As part of its AI Global Alliance, the WEF launched the MINDS program in 2025, announcing its first cohort that year and a second cohort this week. Cohorts are selected through an evaluation process led by the WEF’s Impact Council — an independent group of experts — with applications open to public- and private-sector organizations across industries.

The report found a widening gap between organizations that have successfully scaled AI and those still struggling, while underscoring how this divide can be bridged through real-world case studies.

Based on these case studies and interviews with selected MINDS organizations, the report identified five key insights distinguishing successful AI adopters from others.

It found that leading organizations are moving away from isolated, tactical uses of AI and instead embedding it as a strategic, enterprise-wide capability.

The second insight centers on people, with AI increasingly designed to complement human expertise through closer collaboration, rather than replace it.

The other insights focus on the systems needed to scale AI effectively, including strengthening data foundations and strategic data sources, as well as moving away from fragmented technologies toward unified AI platforms.

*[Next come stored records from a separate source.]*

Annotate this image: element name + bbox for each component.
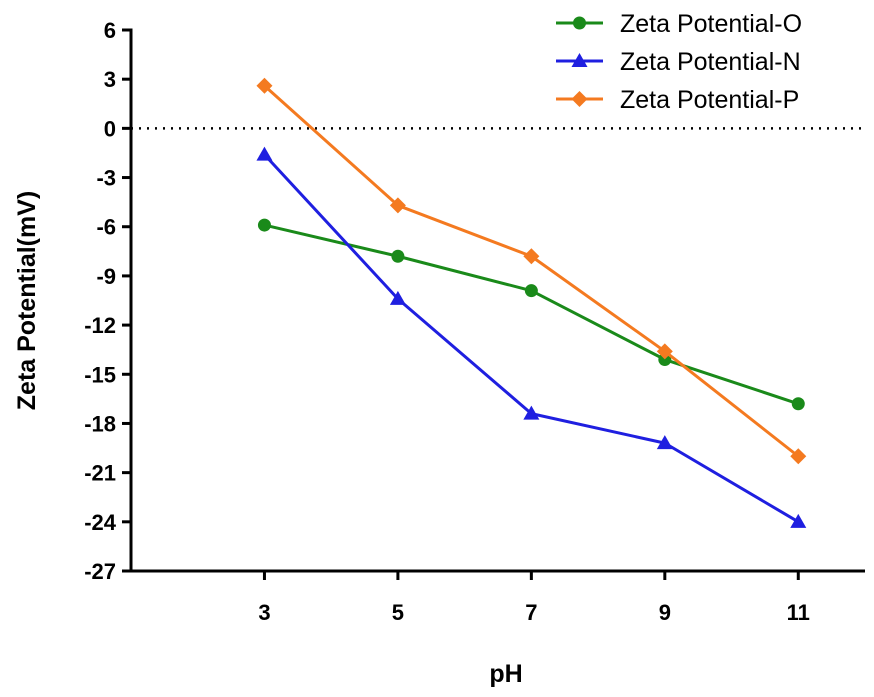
y-tick-label: 6 [104, 18, 116, 43]
data-point [791, 397, 805, 411]
y-tick-label: -3 [96, 166, 116, 191]
data-point [790, 448, 807, 465]
y-axis-ticks: 6 3 0 -3 -6 -9 -12 -15 -18 -21 -24 -27 [84, 18, 131, 584]
data-point [656, 343, 673, 360]
legend-swatch-marker [571, 53, 588, 67]
x-tick-label: 5 [392, 600, 404, 625]
y-tick-label: -9 [96, 264, 116, 289]
data-point [256, 146, 273, 161]
series-line [263, 84, 800, 458]
axes [129, 28, 865, 573]
series-triangle [256, 146, 807, 528]
y-tick-label: -27 [84, 559, 116, 584]
data-point [523, 248, 540, 265]
y-tick-label: 3 [104, 67, 116, 92]
legend: Zeta Potential-O Zeta Potential-N Zeta Pot… [556, 10, 802, 114]
data-point [524, 284, 538, 298]
data-point [389, 290, 406, 305]
data-point [257, 218, 271, 232]
y-tick-label: -12 [84, 313, 116, 338]
legend-item: Zeta Potential-P [556, 86, 799, 114]
legend-item: Zeta Potential-O [556, 10, 802, 38]
data-point [389, 197, 406, 214]
series-layer [256, 77, 807, 528]
x-tick-label: 7 [525, 600, 537, 625]
legend-label: Zeta Potential-N [620, 48, 801, 76]
y-tick-label: 0 [104, 116, 116, 141]
data-point [658, 353, 672, 367]
data-point [391, 249, 405, 263]
y-tick-label: -21 [84, 461, 116, 486]
x-tick-label: 9 [659, 600, 671, 625]
x-tick-label: 11 [787, 600, 810, 625]
legend-swatch-marker [573, 16, 586, 30]
y-axis-title: Zeta Potential(mV) [13, 191, 41, 410]
data-point [256, 77, 273, 94]
series-line [263, 153, 800, 524]
legend-label: Zeta Potential-O [620, 10, 802, 38]
data-point [656, 435, 673, 450]
legend-label: Zeta Potential-P [620, 86, 799, 114]
legend-item: Zeta Potential-N [556, 48, 801, 76]
x-axis-ticks: 3 5 7 9 11 [258, 571, 810, 625]
legend-swatch-marker [571, 91, 588, 107]
x-tick-label: 3 [258, 600, 270, 625]
series-diamond [256, 77, 807, 465]
y-tick-label: -6 [96, 215, 116, 240]
y-tick-label: -18 [84, 411, 116, 436]
data-point [523, 405, 540, 420]
x-axis-title: pH [489, 660, 522, 688]
y-tick-label: -15 [84, 362, 116, 387]
y-tick-label: -24 [84, 510, 117, 535]
series-circle [257, 218, 805, 411]
data-point [790, 513, 807, 528]
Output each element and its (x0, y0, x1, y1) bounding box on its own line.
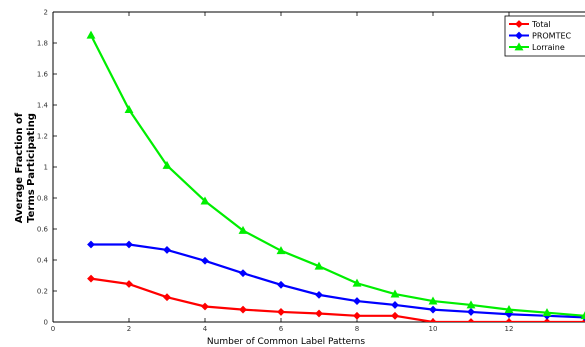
data-point (277, 280, 285, 289)
x-tick-label: 2 (127, 325, 131, 333)
data-point (125, 280, 133, 288)
data-point (163, 246, 171, 254)
legend-label-lorraine: Lorraine (532, 43, 565, 52)
data-point (543, 318, 551, 322)
data-point (200, 196, 210, 205)
legend: Total PROMTEC Lorraine (504, 15, 585, 57)
legend-swatch-marker (515, 20, 523, 28)
data-point (315, 290, 323, 299)
data-point (125, 240, 133, 249)
y-axis-title-line-2: Terms Participating (26, 113, 37, 223)
data-point (124, 105, 134, 114)
series-line-promtec (91, 243, 585, 319)
data-point (276, 246, 286, 255)
y-tick-label: 0 (44, 319, 48, 327)
data-point (201, 302, 209, 311)
data-point (239, 305, 247, 314)
data-point (277, 308, 285, 316)
y-tick-label: 1.8 (37, 40, 48, 48)
data-point (505, 318, 513, 322)
y-tick-label: 2 (44, 9, 48, 17)
y-tick-label: 0.4 (37, 257, 49, 265)
data-point (429, 305, 437, 314)
y-tick-label: 0.6 (37, 226, 49, 234)
data-point (352, 278, 362, 287)
y-tick-label: 1 (44, 164, 48, 172)
data-point (504, 304, 514, 313)
data-point (86, 30, 96, 39)
x-tick-label: 0 (51, 325, 55, 333)
series-line-total (90, 277, 585, 322)
x-axis-ticks: 0 2 4 6 8 10 12 (51, 12, 514, 333)
data-point (466, 300, 476, 309)
x-tick-label: 6 (279, 325, 284, 333)
y-tick-label: 0.8 (37, 195, 48, 203)
data-point (314, 261, 324, 270)
x-tick-label: 12 (505, 325, 514, 333)
x-axis-title: Number of Common Label Patterns (207, 337, 365, 347)
data-point (428, 296, 438, 305)
data-point (87, 274, 95, 283)
y-axis-ticks: 0 0.2 0.4 0.6 0.8 1 1.2 1.4 1.6 1.8 2 (37, 9, 57, 327)
axes (52, 11, 585, 323)
data-point (580, 311, 585, 320)
series-lorraine (86, 30, 585, 320)
data-point (201, 256, 209, 265)
data-point (353, 297, 361, 305)
x-tick-label: 4 (203, 325, 208, 333)
y-tick-label: 0.2 (37, 288, 48, 296)
y-tick-label: 1.6 (37, 71, 49, 79)
data-point (87, 240, 95, 249)
y-tick-label: 1.4 (37, 102, 49, 110)
y-axis-title: Average Fraction of Terms Participating (14, 112, 37, 223)
data-point (390, 289, 400, 298)
series-layer (86, 30, 585, 322)
data-point (391, 311, 399, 320)
legend-label-total: Total (531, 20, 551, 29)
data-point (467, 318, 475, 322)
legend-swatch-marker (514, 42, 524, 51)
y-tick-label: 1.2 (37, 133, 48, 141)
legend-label-promtec: PROMTEC (532, 32, 572, 41)
data-point (315, 309, 323, 318)
data-point (391, 301, 399, 309)
x-tick-label: 10 (429, 325, 438, 333)
series-total (87, 274, 585, 322)
x-tick-label: 8 (355, 325, 359, 333)
data-point (238, 225, 248, 234)
data-point (353, 311, 361, 320)
legend-swatch-marker (515, 31, 523, 40)
data-point (162, 160, 172, 169)
data-point (163, 293, 171, 302)
series-promtec (87, 240, 585, 322)
series-line-lorraine (90, 34, 585, 317)
data-point (239, 269, 247, 278)
data-point (429, 318, 437, 322)
data-point (542, 308, 552, 317)
y-axis-title-line-1: Average Fraction of (14, 112, 25, 223)
data-point (467, 308, 475, 316)
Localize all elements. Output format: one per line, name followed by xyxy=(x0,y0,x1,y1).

Lastly, the report underscores the need for responsible AI, with organizations strengthening governance, safeguards and human oversight as automated decision-making becomes more widespread.

Stephan Mergenthaler, managing director and chief technology officer at the WEF, said: “AI offers extraordinary potential, yet many organizations remain unsure about how to realize it.

“The selected use cases show what is possible when ambition is translated into operational transformation and our new report provides a practical guide to help others follow the path these leaders have set.”

Among the examples cited in the report is a pilot led by the Saudi Ministry of Health in partnership with AmplifAI, which used AI-enabled thermal imaging to support early detection of diabetic foot conditions.

The initiative reduced clinician time by up to 90 percent, cut treatment costs by as much as 80 percent, and delivered a 10 time increase in screening capacity. Following clinical trials, the solution has been approved by regulatory authorities in Saudi Arabia, the UAE and Bahrain.

The report also points to work by Fujitsu, which deployed AI across its supply chain to improve inventory management. The rollout helped cut inventory-related costs by $15 million, reduce excess stock by $20 million and halve operational headcount.

In India, Tech Mahindra scaled multilingual large language models capable of handling 3.8 million monthly queries with 92 percent accuracy, enabling more inclusive access to digital services across markets in the Global South.

“Trusted, advanced AI can transform businesses, but it requires organizing data and processes to achieve the best of technology and — this is key — it also requires human ingenuity to maximize returns on AI investments,” said Manish Sharma, chief strategy and services officer at Accenture.